Piłka nożna Prasówka
Derby bez rozstrzygnięcia. Katowice remisują z Tychami
Zapraszamy do przeczytania fragmentów doniesień mediów na temat wczorajszego spotkania GKS Katowice – GKS Tychy 1:1 (1:1).
sportdziennik.com – Derby bez rozstrzygnięcia. Katowice remisują z Tychami
Piłkarze obu GKS-ów znowu musieli podzielić się punktami. Strzelanie rozpoczął Mateusz Czyżycki, a szybko wyrównał Adrian Błąd.
Spotkanie odbywało się w dość smutnej atmosferze. Jak wiadomo, ultrasi GieKSy z „Blaszoka” bojkotują mecze swojej drużyny w związku z konfliktem między nimi a prezesem klubu. Kibice z Tychów nie mogli z kolei pojawić się na sektorze gości, bo cały czas odbywają półroczną karę za burdy na stadionie Widzewa. Mimo tego jednak mecz zaczął się intensywnie.

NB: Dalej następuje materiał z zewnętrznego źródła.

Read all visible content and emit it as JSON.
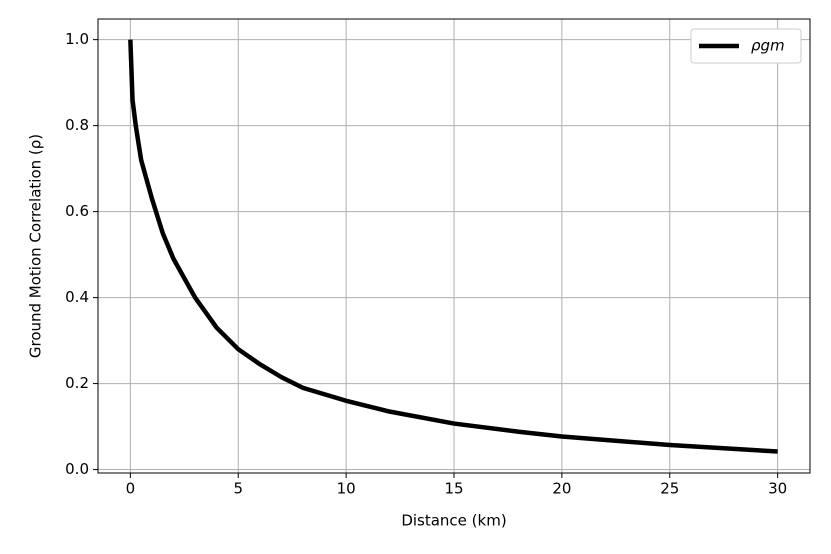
{
  "chart_data": {
    "type": "line",
    "x_label": "Distance (km)",
    "y_label": "Ground Motion Correlation (ρ)",
    "x": [
      0,
      0.1,
      0.25,
      0.5,
      1,
      1.5,
      2,
      3,
      4,
      5,
      6,
      7,
      8,
      10,
      12,
      15,
      18,
      20,
      25,
      30
    ],
    "series": [
      {
        "name": "ρgm",
        "color": "#000000",
        "values": [
          1.0,
          0.86,
          0.8,
          0.72,
          0.63,
          0.55,
          0.49,
          0.4,
          0.33,
          0.28,
          0.245,
          0.215,
          0.19,
          0.16,
          0.135,
          0.107,
          0.088,
          0.077,
          0.057,
          0.042
        ]
      }
    ],
    "xlim": [
      -1.5,
      31.5
    ],
    "xticks": [
      0,
      5,
      10,
      15,
      20,
      25,
      30
    ],
    "ylim": [
      -0.008,
      1.048
    ],
    "yticks": [
      {
        "value": 0,
        "label": "0.0"
      },
      {
        "value": 0.2,
        "label": "0.2"
      },
      {
        "value": 0.4,
        "label": "0.4"
      },
      {
        "value": 0.6,
        "label": "0.6"
      },
      {
        "value": 0.8,
        "label": "0.8"
      },
      {
        "value": 1,
        "label": "1.0"
      }
    ],
    "grid": true,
    "legend": "upper right"
  }
}
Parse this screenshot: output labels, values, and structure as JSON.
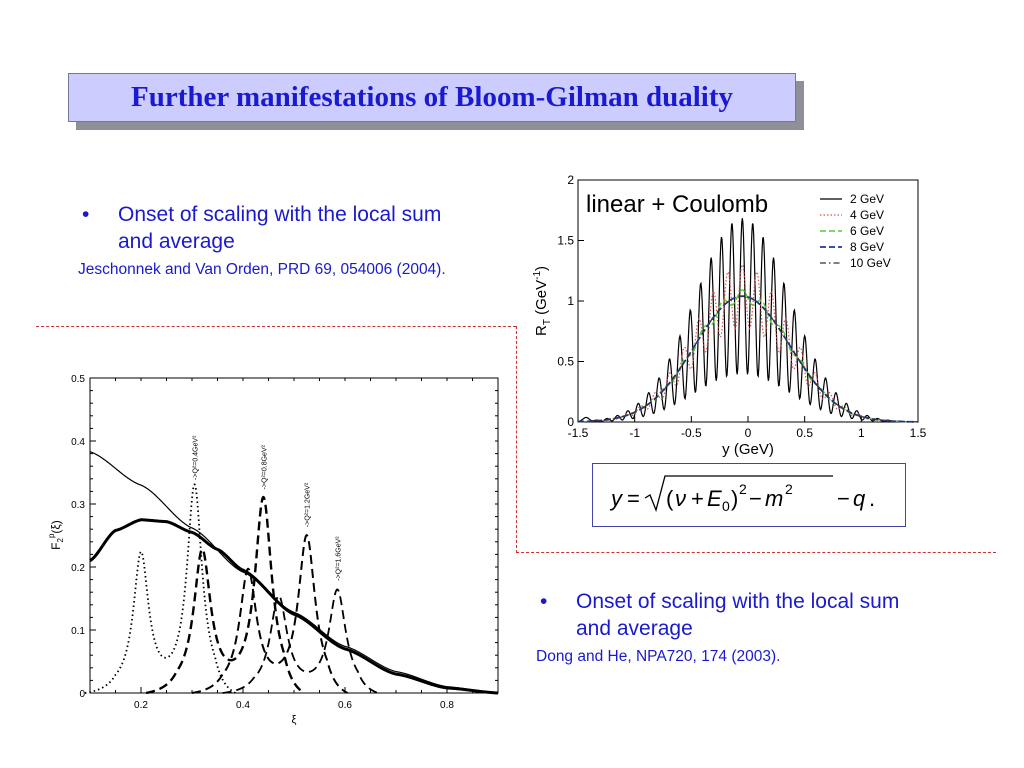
{
  "slide": {
    "title": "Further manifestations of Bloom-Gilman duality",
    "bullet_left": {
      "marker": "•",
      "text": "Onset of scaling with the local sum and average",
      "reference": "Jeschonnek and Van Orden, PRD 69, 054006 (2004)."
    },
    "bullet_right": {
      "marker": "•",
      "text": "Onset of scaling with the local sum and average",
      "reference": "Dong and He, NPA720, 174 (2003)."
    },
    "formula": {
      "lhs": "y",
      "eq": "=",
      "nu": "ν",
      "plus": "+",
      "E0": "E",
      "zero": "0",
      "sq1": "2",
      "minus": "−",
      "m": "m",
      "sq2": "2",
      "q": "q",
      "period": "."
    },
    "colors": {
      "title_bg": "#ccccff",
      "title_text": "#1a1ad0",
      "body_text": "#1a1acc",
      "divider": "#cc3333"
    }
  },
  "chart_data": [
    {
      "type": "line",
      "title": "",
      "xlabel": "y (GeV)",
      "ylabel_main": "R",
      "ylabel_sub": "T",
      "ylabel_rest": " (GeV",
      "ylabel_exp": "-1",
      "ylabel_close": ")",
      "annotation": "linear + Coulomb",
      "xlim": [
        -1.5,
        1.5
      ],
      "ylim": [
        0,
        2
      ],
      "xticks": [
        "-1.5",
        "-1",
        "-0.5",
        "0",
        "0.5",
        "1",
        "1.5"
      ],
      "yticks": [
        "0",
        "0.5",
        "1",
        "1.5",
        "2"
      ],
      "legend_position": "top-right",
      "series": [
        {
          "name": "2 GeV",
          "color": "#000000",
          "style": "solid"
        },
        {
          "name": "4 GeV",
          "color": "#e05050",
          "style": "dotted"
        },
        {
          "name": "6 GeV",
          "color": "#55cc33",
          "style": "dashed"
        },
        {
          "name": "8 GeV",
          "color": "#1a3a9a",
          "style": "dashed"
        },
        {
          "name": "10 GeV",
          "color": "#333333",
          "style": "dashdot"
        }
      ],
      "envelope": {
        "center": -0.05,
        "sigma": 0.42,
        "peak": 1.04
      },
      "oscillation_2GeV": {
        "period": 0.092,
        "max_height": 1.56
      }
    },
    {
      "type": "line",
      "title": "",
      "xlabel": "ξ",
      "ylabel_main": "F",
      "ylabel_sub": "2",
      "ylabel_sup": "p",
      "ylabel_rest": "(ξ)",
      "xlim": [
        0.1,
        0.9
      ],
      "ylim": [
        0,
        0.5
      ],
      "xticks": [
        "0.2",
        "0.4",
        "0.6",
        "0.8"
      ],
      "yticks": [
        "0",
        "0.1",
        "0.2",
        "0.3",
        "0.4",
        "0.5"
      ],
      "annotations": [
        "->Q²=0.4GeV²",
        "->Q²=0.8GeV²",
        "->Q²=1.2GeV²",
        "->Q²=1.6GeV²"
      ],
      "curves": {
        "thin_solid": {
          "x": [
            0.1,
            0.2,
            0.3,
            0.4,
            0.5,
            0.6,
            0.7,
            0.8,
            0.9
          ],
          "y": [
            0.383,
            0.33,
            0.262,
            0.192,
            0.128,
            0.074,
            0.034,
            0.01,
            0.0
          ]
        },
        "thick_solid": {
          "x": [
            0.1,
            0.15,
            0.2,
            0.25,
            0.3,
            0.35,
            0.4,
            0.5,
            0.6,
            0.7,
            0.8,
            0.9
          ],
          "y": [
            0.21,
            0.258,
            0.275,
            0.272,
            0.255,
            0.228,
            0.195,
            0.125,
            0.07,
            0.03,
            0.008,
            0.0
          ]
        },
        "dotted_Q0.4": {
          "peaks": [
            [
              0.2,
              0.215
            ],
            [
              0.305,
              0.325
            ]
          ]
        },
        "dashed_Q0.8": {
          "peaks": [
            [
              0.32,
              0.22
            ],
            [
              0.44,
              0.305
            ]
          ]
        },
        "dashed_Q1.2": {
          "peaks": [
            [
              0.41,
              0.19
            ],
            [
              0.525,
              0.245
            ]
          ]
        },
        "dashed_Q1.6": {
          "peaks": [
            [
              0.47,
              0.15
            ],
            [
              0.585,
              0.16
            ]
          ]
        }
      }
    }
  ]
}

Już w 6 minucie goście prowadzili 1:0 po tym, jak piłkę z bliskiej odległości wbił do siatki Mateusz Czyżycki, obsłużony przez dogrywającego z prawej strony Petra Buchtę. Nie popisał się w tej sytuacji katowicki kapitan Arkadiusz Jędrych, który w dość dziwny sposób postanowił przepuścić piłkę, zamiast wybić ją na rzut rożny. GieKSa nie dała się jednak stłamsić. Odpowiedziała już w 13 minucie, kiedy fantastycznie między formacjami przyjezdnych pokazał się Marcin Urynowicz. Pomocnik przyjął prostopadłe podanie od Grzegorza Janiszewskiego i spod linii końcowej dograł na głowę Arkadiusza Błąda, a ten nie dał szans Konradowi Jałosze.

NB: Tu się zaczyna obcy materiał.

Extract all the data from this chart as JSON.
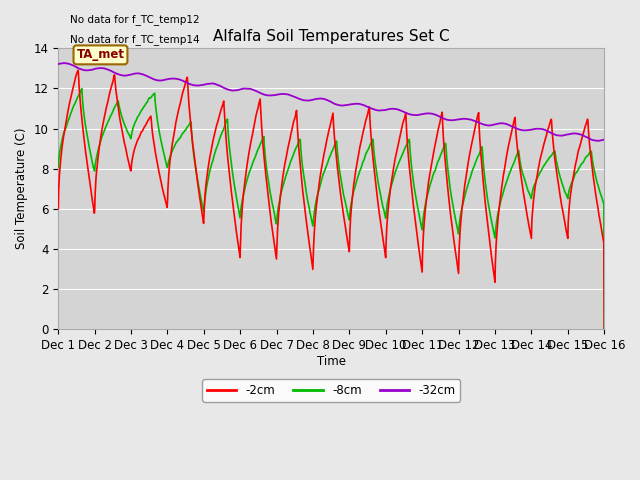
{
  "title": "Alfalfa Soil Temperatures Set C",
  "xlabel": "Time",
  "ylabel": "Soil Temperature (C)",
  "no_data_text": [
    "No data for f_TC_temp12",
    "No data for f_TC_temp14"
  ],
  "ta_met_label": "TA_met",
  "legend_entries": [
    "-2cm",
    "-8cm",
    "-32cm"
  ],
  "legend_colors": [
    "#ff0000",
    "#00bb00",
    "#9900cc"
  ],
  "ylim": [
    0,
    14
  ],
  "xlim": [
    0,
    15
  ],
  "yticks": [
    0,
    2,
    4,
    6,
    8,
    10,
    12,
    14
  ],
  "xtick_labels": [
    "Dec 1",
    "Dec 2",
    "Dec 3",
    "Dec 4",
    "Dec 5",
    "Dec 6",
    "Dec 7",
    "Dec 8",
    "Dec 9",
    "Dec 10",
    "Dec 11",
    "Dec 12",
    "Dec 13",
    "Dec 14",
    "Dec 15",
    "Dec 16"
  ],
  "background_color": "#e8e8e8",
  "plot_bg_color": "#d4d4d4",
  "grid_color": "#ffffff"
}
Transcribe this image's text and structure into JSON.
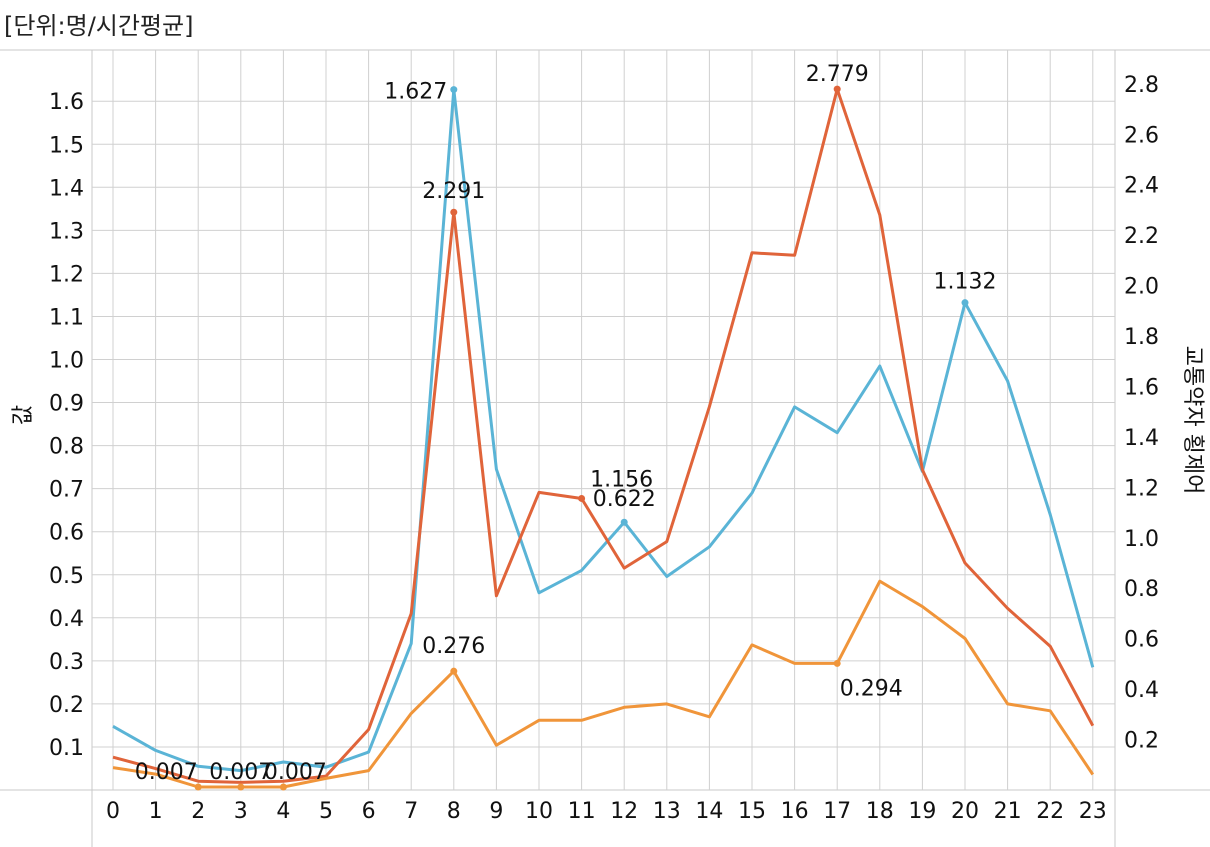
{
  "unit_label": "[단위:명/시간평균]",
  "chart_data": {
    "type": "line",
    "categories": [
      "0",
      "1",
      "2",
      "3",
      "4",
      "5",
      "6",
      "7",
      "8",
      "9",
      "10",
      "11",
      "12",
      "13",
      "14",
      "15",
      "16",
      "17",
      "18",
      "19",
      "20",
      "21",
      "22",
      "23"
    ],
    "left_axis": {
      "label": "값",
      "min": 0,
      "max": 1.6,
      "ticks": [
        "0.1",
        "0.2",
        "0.3",
        "0.4",
        "0.5",
        "0.6",
        "0.7",
        "0.8",
        "0.9",
        "1.0",
        "1.1",
        "1.2",
        "1.3",
        "1.4",
        "1.5",
        "1.6"
      ]
    },
    "right_axis": {
      "label": "교통약자 횡제어",
      "min": 0,
      "max": 2.8,
      "ticks": [
        "0.2",
        "0.4",
        "0.6",
        "0.8",
        "1.0",
        "1.2",
        "1.4",
        "1.6",
        "1.8",
        "2.0",
        "2.2",
        "2.4",
        "2.6",
        "2.8"
      ]
    },
    "series": [
      {
        "color": "#5ab4d6",
        "axis": "left",
        "values": [
          0.148,
          0.092,
          0.055,
          0.045,
          0.065,
          0.053,
          0.088,
          0.34,
          1.627,
          0.745,
          0.458,
          0.51,
          0.622,
          0.496,
          0.565,
          0.69,
          0.89,
          0.83,
          0.985,
          0.74,
          1.132,
          0.95,
          0.64,
          0.285
        ],
        "labels": [
          {
            "index": 8,
            "text": "1.627"
          },
          {
            "index": 12,
            "text": "0.622"
          },
          {
            "index": 20,
            "text": "1.132"
          }
        ]
      },
      {
        "color": "#e0643a",
        "axis": "right",
        "values": [
          0.13,
          0.085,
          0.035,
          0.03,
          0.035,
          0.055,
          0.24,
          0.7,
          2.291,
          0.77,
          1.18,
          1.156,
          0.88,
          0.985,
          1.52,
          2.13,
          2.12,
          2.779,
          2.28,
          1.27,
          0.9,
          0.72,
          0.57,
          0.255
        ],
        "labels": [
          {
            "index": 8,
            "text": "2.291"
          },
          {
            "index": 11,
            "text": "1.156"
          },
          {
            "index": 17,
            "text": "2.779"
          }
        ]
      },
      {
        "color": "#f0953a",
        "axis": "left",
        "values": [
          0.052,
          0.037,
          0.007,
          0.007,
          0.007,
          0.027,
          0.045,
          0.178,
          0.276,
          0.104,
          0.162,
          0.162,
          0.192,
          0.2,
          0.17,
          0.337,
          0.294,
          0.294,
          0.485,
          0.426,
          0.352,
          0.2,
          0.184,
          0.036
        ],
        "labels": [
          {
            "index": 2,
            "text": "0.007"
          },
          {
            "index": 3,
            "text": "0.007"
          },
          {
            "index": 4,
            "text": "0.007"
          },
          {
            "index": 8,
            "text": "0.276"
          },
          {
            "index": 17,
            "text": "0.294"
          }
        ]
      }
    ],
    "grid": true
  }
}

W późniejszych minutach nieco więcej z gry mieli goście. Tychy przez długie momenty wygrywały walkę o środek pola, gdzie szczególnie groźny był głodny kreatywnej gry Antonio Dominguez – zresztą to właśnie Hiszpan zauważył na skrzydle w 6 minucie Buchtę. „Stuprocentówek” jednak brakowało, a o ewentualnych strzałach z dystansu gości nie warto się rozpisywać. Kapitalną okazję miał w 23 minucie Kamil Szymura, ale zamykając akcję po centrze Domingueza tyski stoper trafił tylko w boczną siatkę. Im bliżej było końca pierwszej połowy, tym gra się wyrównywała. Gracze z Katowic zaczęli być częściej przy piłce, ale po obu stronach brakowało konkretów, choć chęci zespołom nie można było odmówić.
Druga połowa stała zdecydowanie pod znakiem gospodarzy. Już w 47 minucie przed kapitalną okazją stanął Błąd, kiedy po precyzyjnym dośrodkowaniu Grzegorza Rogali jego strzał głową świetnie obronił Jałocha. Kilka minut później strzelec wyrównującej bramki znów oddał obiecujące uderzenie, ale było ono zbyt lekkie. GieKSa zaczęła grać szybciej, agresywniej i wyżej, co dawało efekty. W 57 minucie Buchta stracił piłkę we własnej „szesnastce” na rzecz Rogali, choć na szczęście obrońcy nic z tego nie wynikło. 8 minut później z kolei niepilnowany w polu karnym strzelał Marko Roginić, ale futbolówka poleciała wysoko nad bramką.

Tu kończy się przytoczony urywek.